If you haven’t been living under a rock, you know that we are right in the middle of the 2012 London Olympic Games. Anyone who is anyone has caught at least one event by now, even those who aren’t sport enthusiasts. We’ve recently examined how the London Olympics is taking strides to be the greenest games yet, but we wanted to take a closer look at the athletes themselves and how they are going green. Olympic athletes train for years for the Olympics and dedicate hours on end to training for what may be the most important event of their lives, but many still manage to find the time go green setting a good example for the rest of us that it really can be done. There are many reasons to look up to these athletic men and women, and being green is just one more reason to add to the list.

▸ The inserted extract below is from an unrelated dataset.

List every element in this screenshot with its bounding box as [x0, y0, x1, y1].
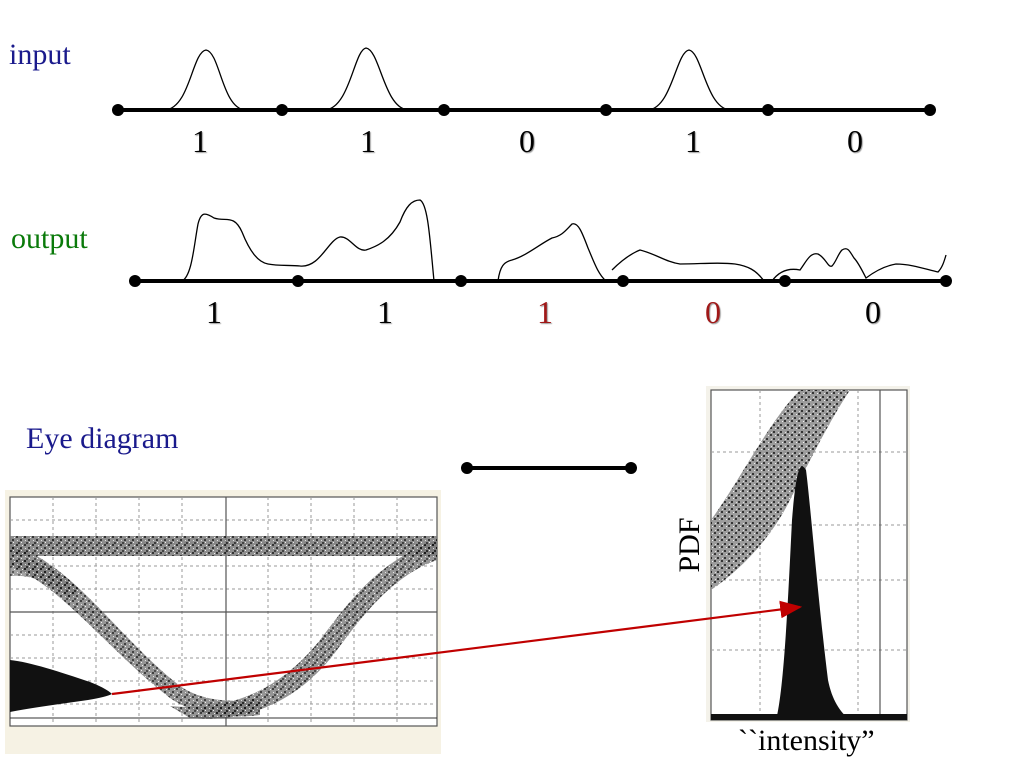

Many of the U.S. Olympic athletes already live a green lifestyle. For instance Mariel Zagunis, fencing extraordinaire, volunteers with SOLVE (Stop Oregon Litter and Vandalism) a non-profit focused on beach cleanups, planting trees and other environmental projects and weight lifter Sarah Robles is involved with California’s recycling program, CalRecycle. Swimmer Natalie Coughlin keeps her own organic vegetable garden and compost and triathlete Gwen Jorgensen sports a Hondo Insight Hybrid, but prefers to cycle as her main mode of transportation whenever possible.
Whether or not they live a green lifestyle at home, all 17,000 of the Olympic athletes staying at the eco-friendly Olympic Village will get the chance to go green. The Olympic Village is the first building of its size to meet London’s Code for Sustainable Homes Level 4, which means the building as 44% reduced carbon emissions, 30% reduced water usage and features 10,000 square meters of green roofing. It’s also conveniently located in the Olympic Park and in walking distance to the venues, reducing the need for transportation and therefore reducing carbon emissions. After the Olympic Games, the Olympic Village will be converted into the largest eco-friendly housing development of its size in England, creating 2,818 new homes in what will be called the East Village.
When the athletes aren’t sleeping, practicing or competing in the events, they have the chance to visit One Planet Centre located in the Olympic Park where they can brush up on important green issues through a series of activities and contests. The athletes will not only learn about simple ways to go green such as reducing energy usage and waste, but will also get to write their sustainability pledges on the centre walls and receive a special sustainability pin in recognition of their pledge. The goal is to continue the London Olympic Games’ green mission after the Olympics have finished, where the athletes can use their position as role models and leaders to help educate and inspire others from their home country to lead greener lifestyles.